Schaltkontakt, Schaltschütz, Relais, Thyristor

Stellwiderstand, Stelltransformator, Transistor

Stellglieder werden folgendermaßen unterschieden:

  • Proportionale Stellglieder mit stetigem Stellsignal

    Proportional zum Ausgangswert werden Öffnungsgrade, Drehwinkel oder Positionen eingenommen. Der Ausgangswert wirkt innerhalb des Stellbereiches in analoger Weise auf den Prozess ein.

    Zu den Stellgliedern dieser Gruppe gehören federbelastete pneumatische Antriebe, aber auch motorische Antriebe mit Stellungsrückmeldung, bei denen ein Stellungsregelkreis gebildet wird.

    Der Ausgangswert wird von einem kontinuierlichen Regler erzeugt, z. B. PID_Compact.

  • Proportionale Stellglieder mit pulsweitenmoduliertem Signal

    Bei diesen Stellgliedern wird im Takt der Abtastzeit ein Impuls ausgegeben, dessen Länge proportional zum Ausgangswert ist.

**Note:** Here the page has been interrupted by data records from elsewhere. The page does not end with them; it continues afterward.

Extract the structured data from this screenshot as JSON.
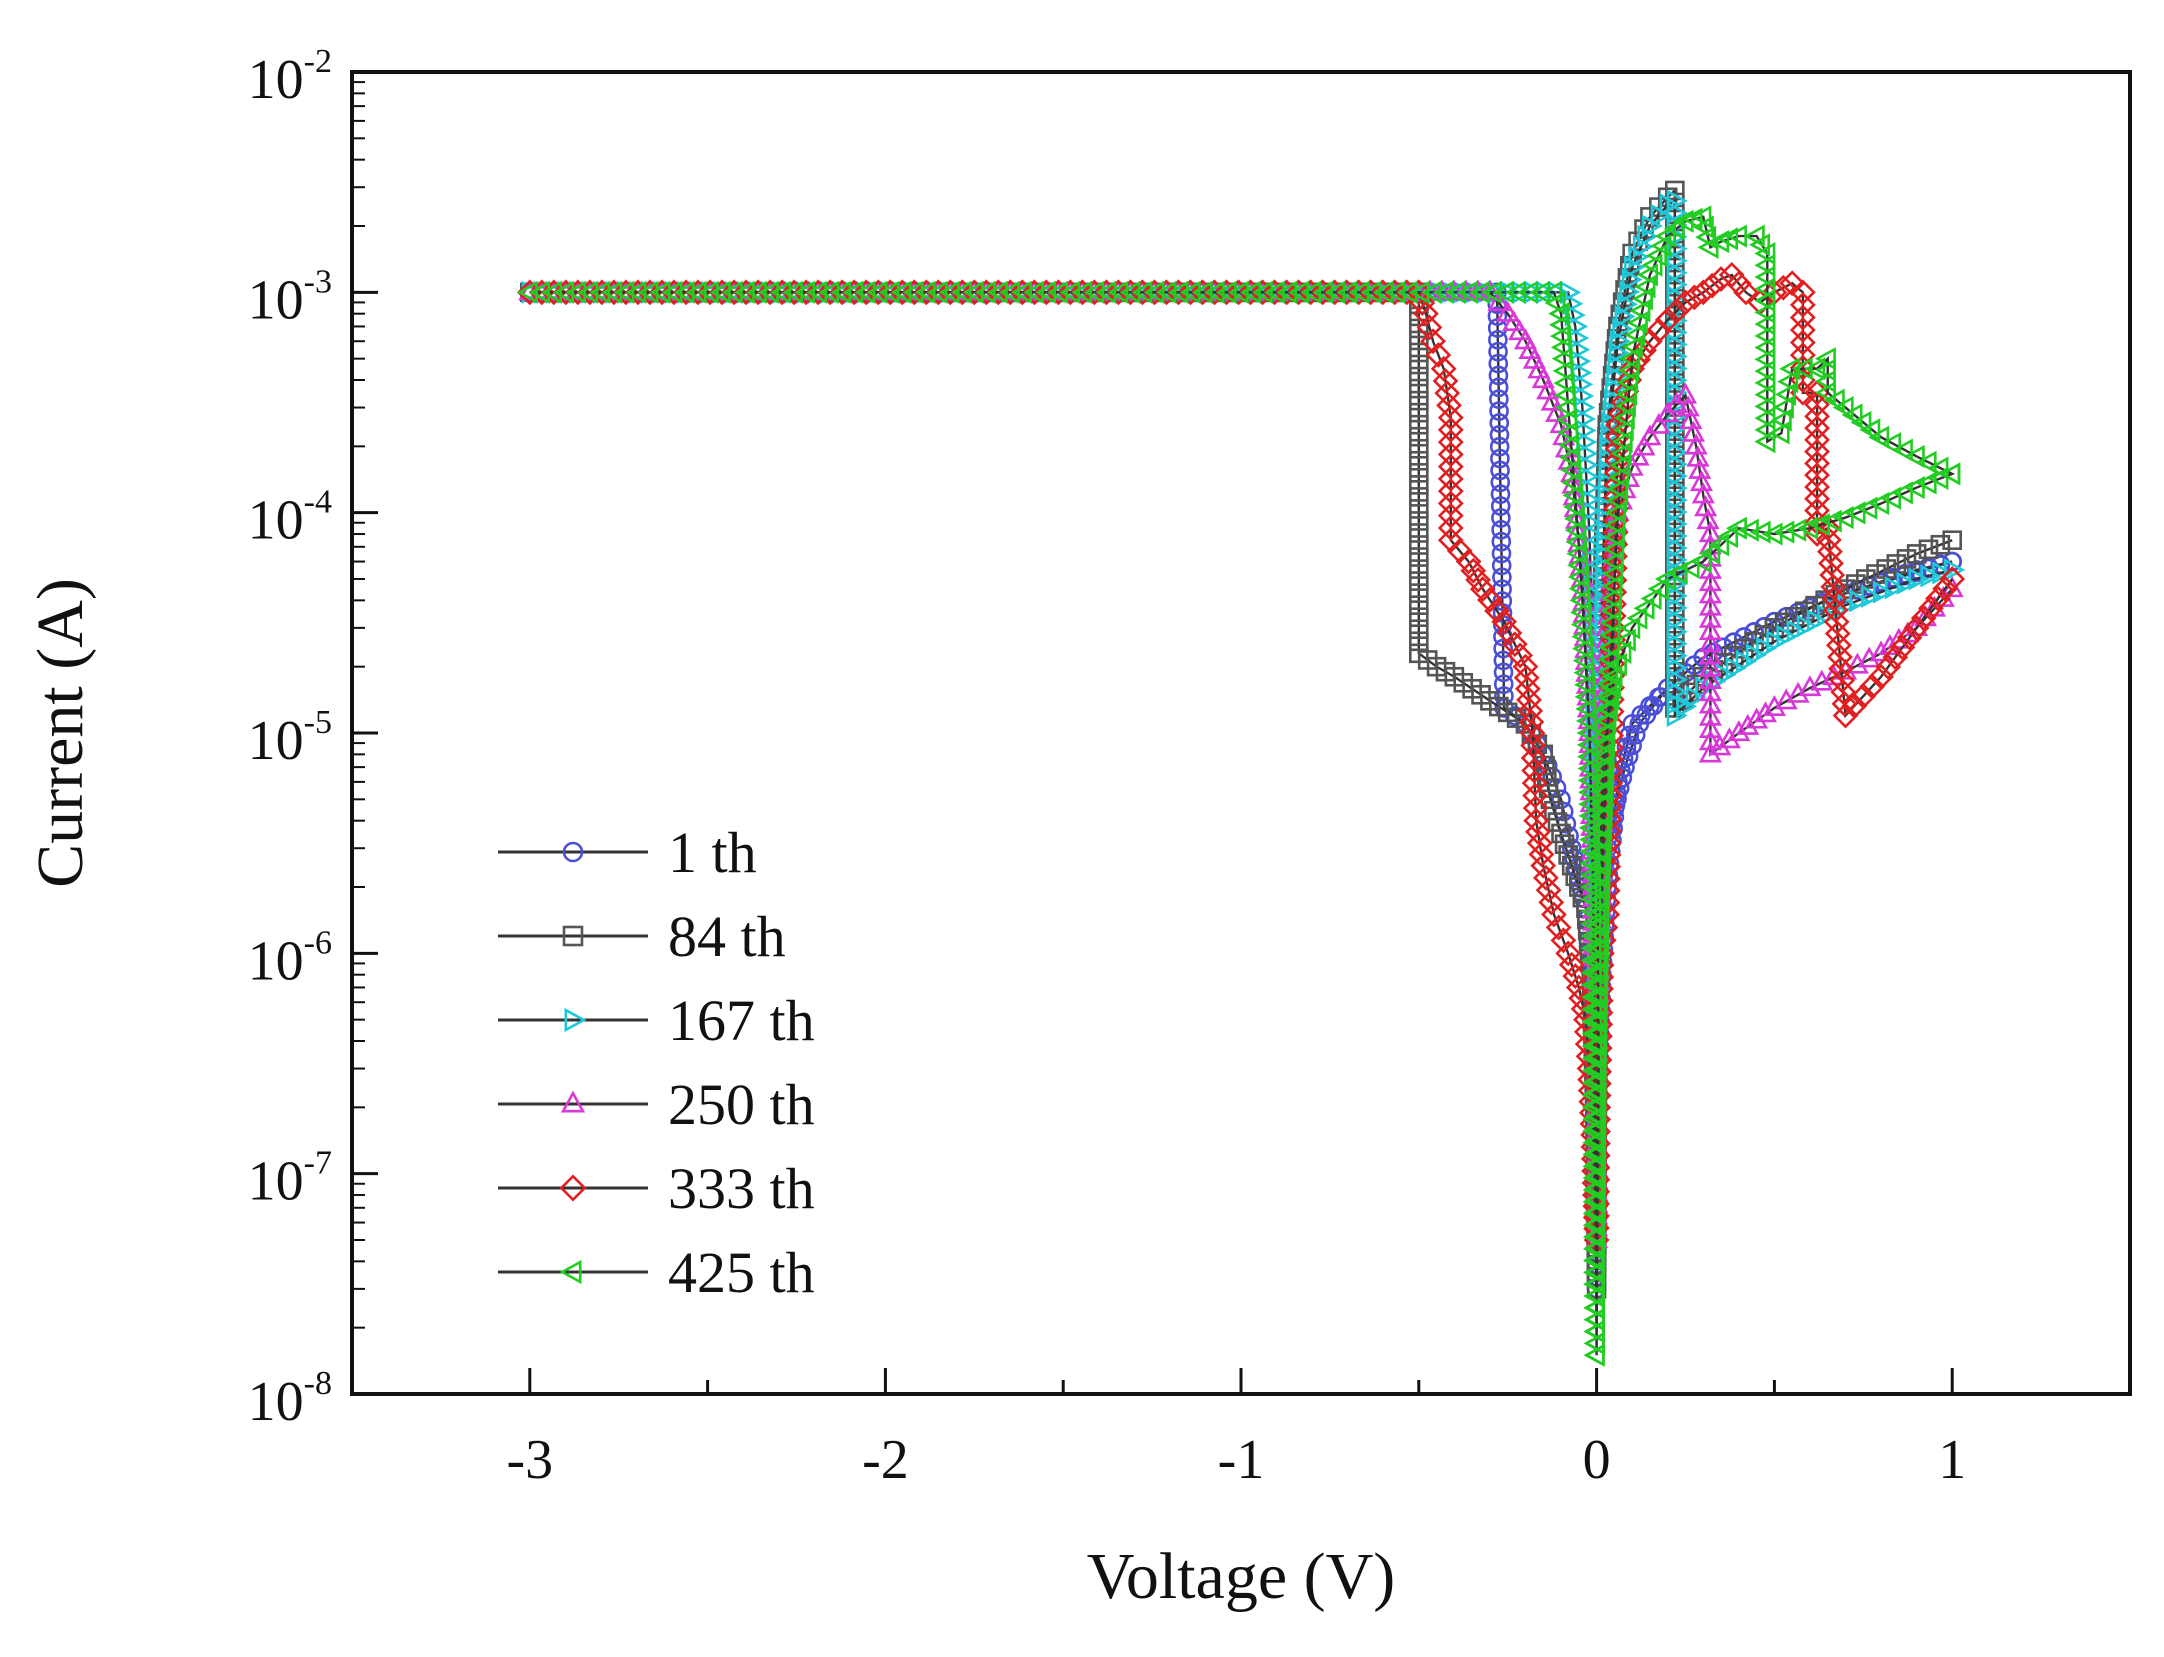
{
  "chart_data": {
    "type": "line",
    "title": "",
    "xlabel": "Voltage (V)",
    "ylabel": "Current (A)",
    "xlim": [
      -3.5,
      1.5
    ],
    "ylim": [
      1e-08,
      0.01
    ],
    "yscale": "log",
    "x_ticks": [
      -3,
      -2,
      -1,
      0,
      1
    ],
    "x_tick_labels": [
      "-3",
      "-2",
      "-1",
      "0",
      "1"
    ],
    "y_ticks": [
      1e-08,
      1e-07,
      1e-06,
      1e-05,
      0.0001,
      0.001,
      0.01
    ],
    "y_tick_labels": [
      {
        "base": "10",
        "exp": "-8"
      },
      {
        "base": "10",
        "exp": "-7"
      },
      {
        "base": "10",
        "exp": "-6"
      },
      {
        "base": "10",
        "exp": "-5"
      },
      {
        "base": "10",
        "exp": "-4"
      },
      {
        "base": "10",
        "exp": "-3"
      },
      {
        "base": "10",
        "exp": "-2"
      }
    ],
    "legend_position": "left-bottom",
    "series": [
      {
        "name": "1 th",
        "color": "#4a4fd6",
        "marker": "circle",
        "x": [
          -3,
          -0.5,
          -0.3,
          -0.28,
          -0.26,
          -0.2,
          -0.15,
          -0.1,
          -0.07,
          -0.05,
          -0.03,
          -0.015,
          -0.005,
          0,
          0.005,
          0.015,
          0.03,
          0.06,
          0.1,
          0.2,
          0.3,
          0.5,
          0.7,
          0.9,
          1.0,
          1.0,
          0.7,
          0.5,
          0.3,
          0.2,
          0.12,
          0.08,
          0.05,
          0.03,
          0.015,
          0.005,
          0
        ],
        "y": [
          0.001,
          0.001,
          0.001,
          0.001,
          1.3e-05,
          1.1e-05,
          8e-06,
          5e-06,
          3e-06,
          2.2e-06,
          1.6e-06,
          8e-07,
          2e-07,
          3e-08,
          2e-07,
          8e-07,
          2e-06,
          6e-06,
          1.1e-05,
          1.6e-05,
          2.2e-05,
          3.2e-05,
          4.3e-05,
          5.5e-05,
          6e-05,
          6e-05,
          4.3e-05,
          3.2e-05,
          2.2e-05,
          1.6e-05,
          1.1e-05,
          7e-06,
          4.5e-06,
          3e-06,
          2e-06,
          1e-06,
          3e-08
        ]
      },
      {
        "name": "84 th",
        "color": "#555555",
        "marker": "square",
        "x": [
          -3,
          -0.5,
          -0.5,
          -0.45,
          -0.4,
          -0.3,
          -0.2,
          -0.15,
          -0.13,
          -0.1,
          -0.07,
          -0.05,
          -0.03,
          -0.015,
          -0.005,
          0,
          0.005,
          0.015,
          0.03,
          0.06,
          0.1,
          0.15,
          0.2,
          0.22,
          0.22,
          0.3,
          0.5,
          0.7,
          0.9,
          1.0
        ],
        "y": [
          0.001,
          0.001,
          2.3e-05,
          2e-05,
          1.8e-05,
          1.4e-05,
          1.1e-05,
          8e-06,
          5e-06,
          3.5e-06,
          2.5e-06,
          2e-06,
          1.6e-06,
          8e-07,
          2e-07,
          3e-08,
          3e-06,
          4e-05,
          0.00025,
          0.0007,
          0.0015,
          0.0022,
          0.0027,
          0.0029,
          1.3e-05,
          1.8e-05,
          3e-05,
          4.5e-05,
          6.5e-05,
          7.5e-05
        ]
      },
      {
        "name": "167 th",
        "color": "#1ec8d8",
        "marker": "triangle-right",
        "x": [
          -3,
          -0.08,
          -0.06,
          -0.04,
          -0.02,
          -0.01,
          -0.005,
          0,
          0.005,
          0.015,
          0.03,
          0.06,
          0.1,
          0.15,
          0.2,
          0.22,
          0.22,
          0.3,
          0.5,
          0.7,
          0.9,
          1.0
        ],
        "y": [
          0.001,
          0.001,
          0.0007,
          0.0003,
          8e-05,
          2e-05,
          3e-06,
          5e-08,
          3e-06,
          3e-05,
          0.0002,
          0.0006,
          0.0013,
          0.002,
          0.0025,
          0.0026,
          1.2e-05,
          1.6e-05,
          2.6e-05,
          3.8e-05,
          5e-05,
          5.5e-05
        ]
      },
      {
        "name": "250 th",
        "color": "#d838d8",
        "marker": "triangle-up",
        "x": [
          -3,
          -0.3,
          -0.25,
          -0.2,
          -0.15,
          -0.1,
          -0.07,
          -0.04,
          -0.02,
          -0.01,
          -0.005,
          0,
          0.005,
          0.015,
          0.03,
          0.06,
          0.1,
          0.15,
          0.2,
          0.25,
          0.28,
          0.3,
          0.32,
          0.32,
          0.4,
          0.5,
          0.6,
          0.7,
          0.8,
          0.9,
          1.0
        ],
        "y": [
          0.001,
          0.001,
          0.0008,
          0.0006,
          0.0004,
          0.00025,
          0.00015,
          5e-05,
          1e-05,
          2e-06,
          4e-07,
          5e-08,
          4e-07,
          3e-06,
          3e-05,
          0.0001,
          0.00016,
          0.00022,
          0.00028,
          0.00034,
          0.0002,
          0.00012,
          8e-05,
          8e-06,
          1e-05,
          1.3e-05,
          1.6e-05,
          1.9e-05,
          2.3e-05,
          3e-05,
          4.5e-05
        ]
      },
      {
        "name": "333 th",
        "color": "#e02020",
        "marker": "diamond",
        "x": [
          -3,
          -0.5,
          -0.48,
          -0.46,
          -0.43,
          -0.41,
          -0.41,
          -0.36,
          -0.32,
          -0.26,
          -0.2,
          -0.18,
          -0.17,
          -0.15,
          -0.12,
          -0.08,
          -0.05,
          -0.03,
          -0.02,
          -0.01,
          -0.005,
          0,
          0.005,
          0.015,
          0.03,
          0.06,
          0.1,
          0.15,
          0.2,
          0.25,
          0.3,
          0.35,
          0.38,
          0.42,
          0.46,
          0.5,
          0.55,
          0.58,
          0.58,
          0.62,
          0.62,
          0.65,
          0.7,
          0.8,
          0.9,
          1.0
        ],
        "y": [
          0.001,
          0.001,
          0.0008,
          0.0006,
          0.00045,
          0.00027,
          7.5e-05,
          6e-05,
          4.5e-05,
          3.2e-05,
          2e-05,
          1e-05,
          4e-06,
          2.5e-06,
          1.5e-06,
          1e-06,
          7e-07,
          5e-07,
          3e-07,
          1.5e-07,
          8e-08,
          5e-08,
          2e-07,
          1e-06,
          1.5e-06,
          0.00025,
          0.00045,
          0.0006,
          0.00075,
          0.0009,
          0.001,
          0.00115,
          0.0012,
          0.001,
          0.0009,
          0.001,
          0.0011,
          0.001,
          0.00035,
          0.00035,
          8e-05,
          8.5e-05,
          1.2e-05,
          1.8e-05,
          3e-05,
          5e-05
        ]
      },
      {
        "name": "425 th",
        "color": "#22cc22",
        "marker": "triangle-left",
        "x": [
          -3,
          -0.12,
          -0.1,
          -0.09,
          -0.08,
          -0.06,
          -0.04,
          -0.02,
          -0.01,
          -0.005,
          0,
          0.005,
          0.015,
          0.03,
          0.06,
          0.1,
          0.15,
          0.2,
          0.25,
          0.3,
          0.32,
          0.35,
          0.4,
          0.45,
          0.48,
          0.48,
          0.52,
          0.55,
          0.62,
          0.65,
          0.65,
          0.7,
          0.8,
          0.9,
          1.0,
          1.0,
          0.9,
          0.8,
          0.7,
          0.6,
          0.5,
          0.4,
          0.3,
          0.2,
          0.1,
          0.05,
          0.02,
          0.005,
          0
        ],
        "y": [
          0.001,
          0.001,
          0.0008,
          0.0005,
          0.0003,
          0.00012,
          4e-05,
          1e-05,
          2e-06,
          2e-07,
          1.5e-08,
          3e-07,
          2e-06,
          1e-05,
          0.0001,
          0.0005,
          0.0012,
          0.0018,
          0.0021,
          0.0022,
          0.0016,
          0.0017,
          0.0018,
          0.0018,
          0.0015,
          0.00021,
          0.00023,
          0.00045,
          0.00045,
          0.0005,
          0.00035,
          0.0003,
          0.00022,
          0.00018,
          0.00015,
          0.00015,
          0.00013,
          0.00011,
          9.5e-05,
          8.5e-05,
          8e-05,
          8.5e-05,
          6e-05,
          5e-05,
          3e-05,
          1.8e-05,
          8e-06,
          1.5e-06,
          1.5e-08
        ]
      }
    ]
  }
}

Das Stellglied - z. B. ein Heizwiderstand oder ein Kühlaggregat - wird taktsynchron je nach Ausgangswert unterschiedlich lange eingeschaltet.

    Das Stellsignal kann entweder unipolar die Zustände "Ein" oder "Aus" annehmen oder bipolar z. B. die Werte "Auf/Zu", "Vorwärts/Rückwärts", "Beschleunigen/Bremsen" usw. repräsentieren.

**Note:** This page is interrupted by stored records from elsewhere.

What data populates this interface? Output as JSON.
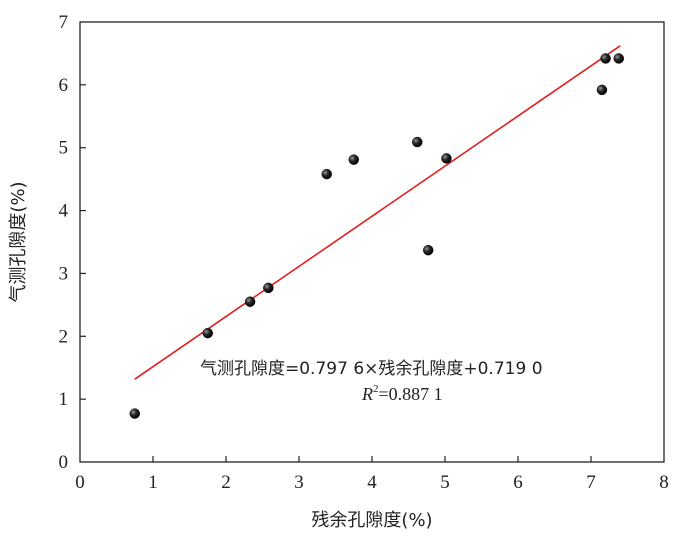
{
  "chart_data": {
    "type": "scatter",
    "title": "",
    "xlabel": "残余孔隙度(%)",
    "ylabel": "气测孔隙度(%)",
    "xlim": [
      0,
      8
    ],
    "ylim": [
      0,
      7
    ],
    "xticks": [
      "0",
      "1",
      "2",
      "3",
      "4",
      "5",
      "6",
      "7",
      "8"
    ],
    "yticks": [
      "0",
      "1",
      "2",
      "3",
      "4",
      "5",
      "6",
      "7"
    ],
    "grid": false,
    "points": {
      "x": [
        0.75,
        1.75,
        2.33,
        2.58,
        3.38,
        3.75,
        4.62,
        4.77,
        5.02,
        7.15,
        7.2,
        7.38
      ],
      "y": [
        0.77,
        2.05,
        2.55,
        2.77,
        4.58,
        4.81,
        5.09,
        3.37,
        4.83,
        5.92,
        6.42,
        6.42
      ]
    },
    "fit": {
      "slope": 0.7976,
      "intercept": 0.719,
      "x_range": [
        0.75,
        7.4
      ],
      "color": "#e02020"
    },
    "point_color": "#111111",
    "annotations": {
      "equation": "气测孔隙度=0.797 6×残余孔隙度+0.719 0",
      "r2_prefix": "R",
      "r2_sup": "2",
      "r2_value": "=0.887 1"
    }
  }
}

    Der Ausgangswert wird von einem Zweipunktregler erzeugt, z. B. PID_Compact mit Pulsweitenmodulation.

  • Integral wirkende Stellglieder mit Dreipunktstellsignal

    Häufig werden Stellglieder durch Motoren betätigt, bei denen die Einschaltdauer proportional zum Verstellweg des Drosselorgans ist. Dazu zählen z. B. Ventile, Klappen und Schieber. Trotz unterschiedlichster Bauformen ist diesen Stellgliedern gemeinsam, dass sie der Wirkung eines I-Anteils am Streckeneingang entsprechen.

    Der Ausgangswert wird von einem Schrittregler erzeugt, z. B. PID_3Step.